Once you’ve started collecting log files, documenting security events via APIs, and instrumenting your application security events appropriately, the job begins mining for potential security events and anomalies to inform the alerting and incident response process.
Note from the Sponsor
InfluxData, the company behind the open-source time-series platform InfluxDB, gives developers the tools to create disruptive monitoring, analytics, and IoT applications faster and at scale. IoT devices, apps, networks, and containers generate vast amounts of time-stamped data, which the platform manages.
Time-Series Databases Enhance Security Monitoring
By transforming all of your log data and security events into collections of time series, a time-series database becomes a necessary and natural solution. You can easily correlate time-series events across dependent or connected assets, articulate the indicators, and track the compromise vector if you do it this way. As a result, faster incident detection, response, cleanup, and forensics workflows are possible.
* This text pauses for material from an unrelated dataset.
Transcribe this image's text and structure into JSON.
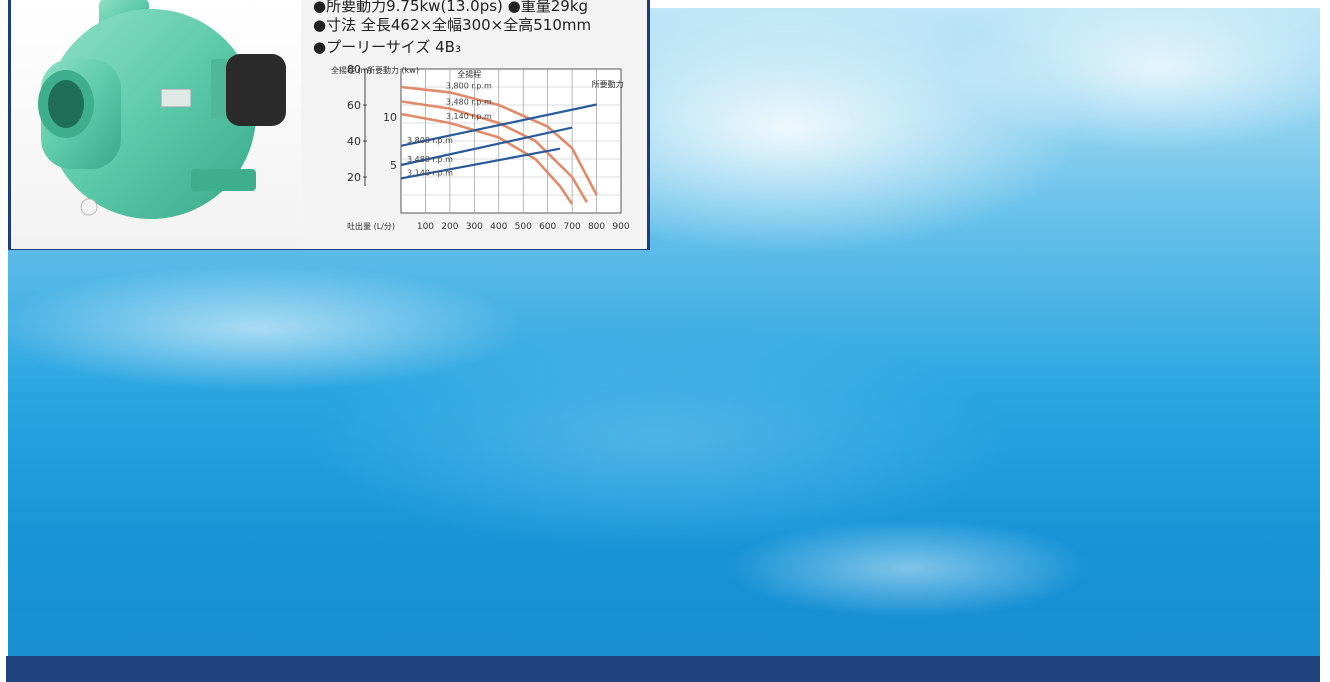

Traditional log management-driven security monitors necessitate huge storage subsystems. It contains primarily useless data. It cannot scale and respond at the pace and scale required for effective monitoring and response. On the other hand, time-series databases normalize security event data into an efficient, standardized format upon data ingest. It allows you to store security data cost-effectively and index on multiple characteristics for quick searches. Some time-series databases, for example, report query response times in the tens of milliseconds. Using this efficient data structure, you can store more events with less money.
For measuring security metrics, time-series databases are ideal. Numerous metrics can be tracked, including the number of:
- Attempts at authentication over time
- Attempts at authentication that failed over time
- Attempts at successful authentication over time
- Accounts that are unique over time
- Over time, the number of IP addresses assigned to each account has increased.
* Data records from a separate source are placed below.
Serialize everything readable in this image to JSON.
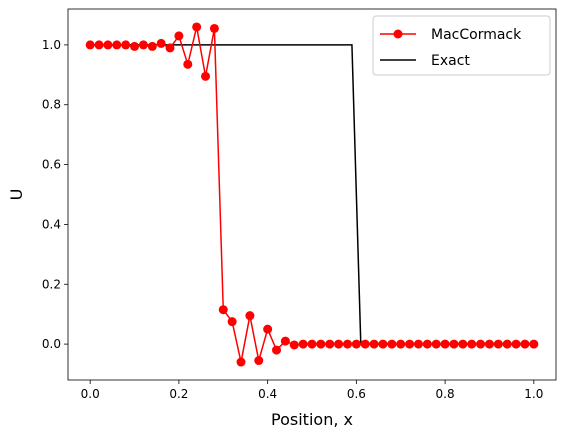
{
  "chart_data": {
    "type": "line",
    "xlabel": "Position, x",
    "ylabel": "U",
    "xlim": [
      -0.05,
      1.05
    ],
    "ylim": [
      -0.12,
      1.12
    ],
    "x_ticks": [
      0.0,
      0.2,
      0.4,
      0.6,
      0.8,
      1.0
    ],
    "x_tick_labels": [
      "0.0",
      "0.2",
      "0.4",
      "0.6",
      "0.8",
      "1.0"
    ],
    "y_ticks": [
      0.0,
      0.2,
      0.4,
      0.6,
      0.8,
      1.0
    ],
    "y_tick_labels": [
      "0.0",
      "0.2",
      "0.4",
      "0.6",
      "0.8",
      "1.0"
    ],
    "grid": false,
    "legend_position": "top-right",
    "series": [
      {
        "name": "MacCormack",
        "color": "#ff0000",
        "marker": "circle",
        "x": [
          0.0,
          0.02,
          0.04,
          0.06,
          0.08,
          0.1,
          0.12,
          0.14,
          0.16,
          0.18,
          0.2,
          0.22,
          0.24,
          0.26,
          0.28,
          0.3,
          0.32,
          0.34,
          0.36,
          0.38,
          0.4,
          0.42,
          0.44,
          0.46,
          0.48,
          0.5,
          0.52,
          0.54,
          0.56,
          0.58,
          0.6,
          0.62,
          0.64,
          0.66,
          0.68,
          0.7,
          0.72,
          0.74,
          0.76,
          0.78,
          0.8,
          0.82,
          0.84,
          0.86,
          0.88,
          0.9,
          0.92,
          0.94,
          0.96,
          0.98,
          1.0
        ],
        "y": [
          1.0,
          1.0,
          1.0,
          1.0,
          1.0,
          0.995,
          1.0,
          0.995,
          1.005,
          0.99,
          1.03,
          0.935,
          1.06,
          0.895,
          1.055,
          0.115,
          0.075,
          -0.06,
          0.095,
          -0.055,
          0.05,
          -0.02,
          0.01,
          -0.003,
          0.0,
          0.0,
          0.0,
          0.0,
          0.0,
          0.0,
          0.0,
          0.0,
          0.0,
          0.0,
          0.0,
          0.0,
          0.0,
          0.0,
          0.0,
          0.0,
          0.0,
          0.0,
          0.0,
          0.0,
          0.0,
          0.0,
          0.0,
          0.0,
          0.0,
          0.0,
          0.0
        ]
      },
      {
        "name": "Exact",
        "color": "#000000",
        "marker": "none",
        "x": [
          0.0,
          0.59,
          0.61,
          1.0
        ],
        "y": [
          1.0,
          1.0,
          0.0,
          0.0
        ]
      }
    ]
  }
}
- Timeline of accounts per IP address
- Over time, privileged operations
Can use machine learning to develop a behavioral model of typical usage, followed by real-time events and advanced anomaly detection techniques for time-series datasets. For example, Median Absolute Deviation, Balanced Iterative Reducing and Clustering with Hierarchies, and can employ Naive Bayes Classifiers.
Despite these advantages, security monitoring programs rarely use time-series databases. At the same time, the security community begins to take notice. Also, I think that using time series databases is a good idea. To be clear, time-series databases should supplement rather than replace SIEM and other log-based security monitoring systems. I believe SIEM companies will eventually include time-series databases as an incorporated component in their solutions.
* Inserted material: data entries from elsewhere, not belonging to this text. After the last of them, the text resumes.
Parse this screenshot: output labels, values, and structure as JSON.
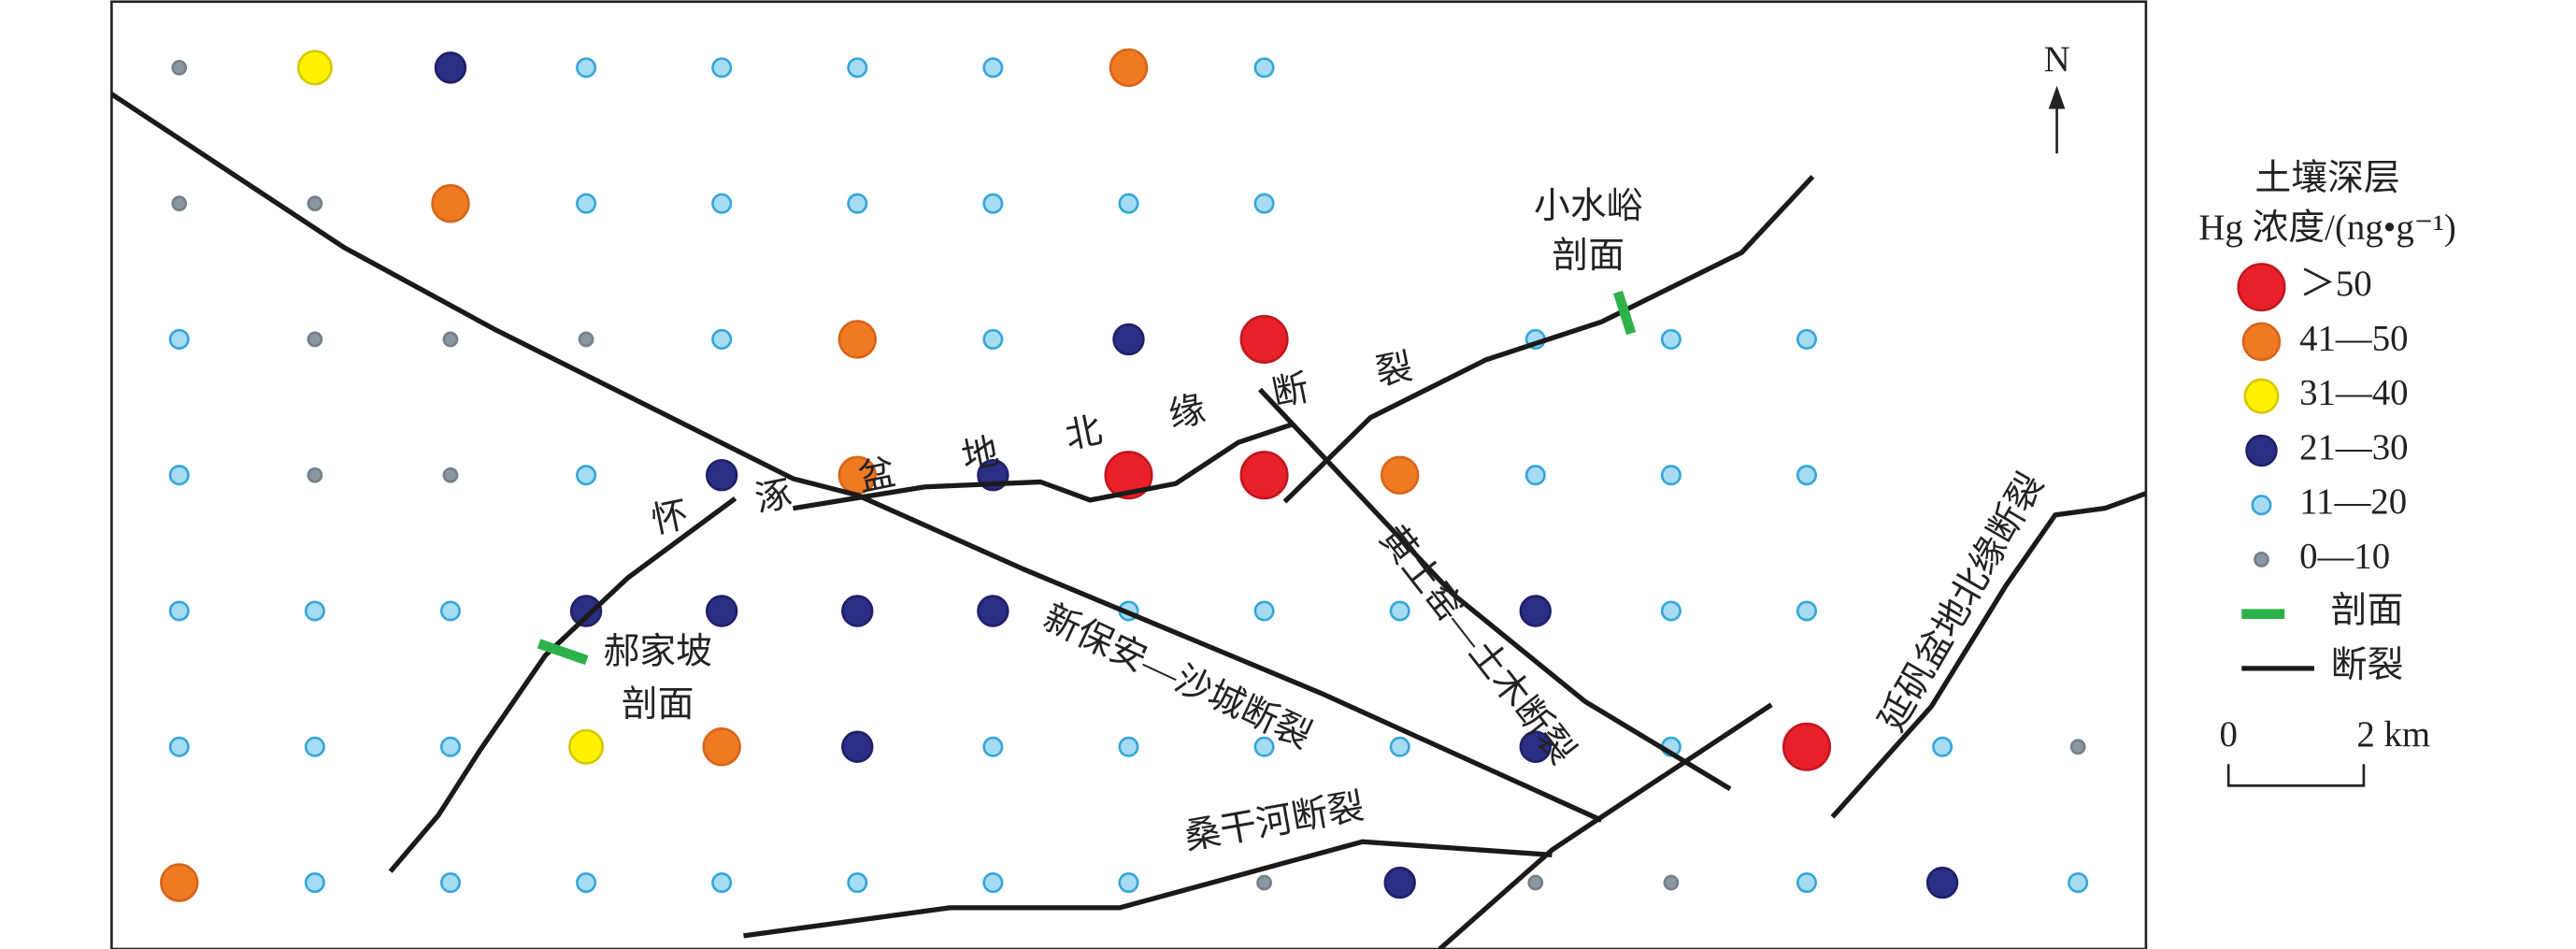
{
  "north": "N",
  "legend": {
    "title": [
      "土壤深层",
      "Hg 浓度/(ng•g⁻¹)"
    ],
    "items": [
      "＞50",
      "41—50",
      "31—40",
      "21—30",
      "11—20",
      "0—10",
      "剖面",
      "断裂"
    ]
  },
  "scale": {
    "start": "0",
    "end": "2 km"
  },
  "profiles": [
    [
      "小水峪",
      "剖面"
    ],
    [
      "郝家坡",
      "剖面"
    ]
  ],
  "faults": [
    "怀涿盆地北缘断裂",
    "新保安—沙城断裂",
    "黄土窑—土木断裂",
    "延矾盆地北缘断裂",
    "桑干河断裂"
  ]
}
A community template just supplied by our partner Bonito is an excellent example of a lightweight security monitoring application built on a time series platform that you can start using right now. This tool monitors for abusive IP addresses so that it can temporarily ban them if your application needs port 22 to be open for SSH access. This notion is being implemented in our organization. We’ve started developing security monitoring applications using our time-series technology. However, we’re still in the early stages.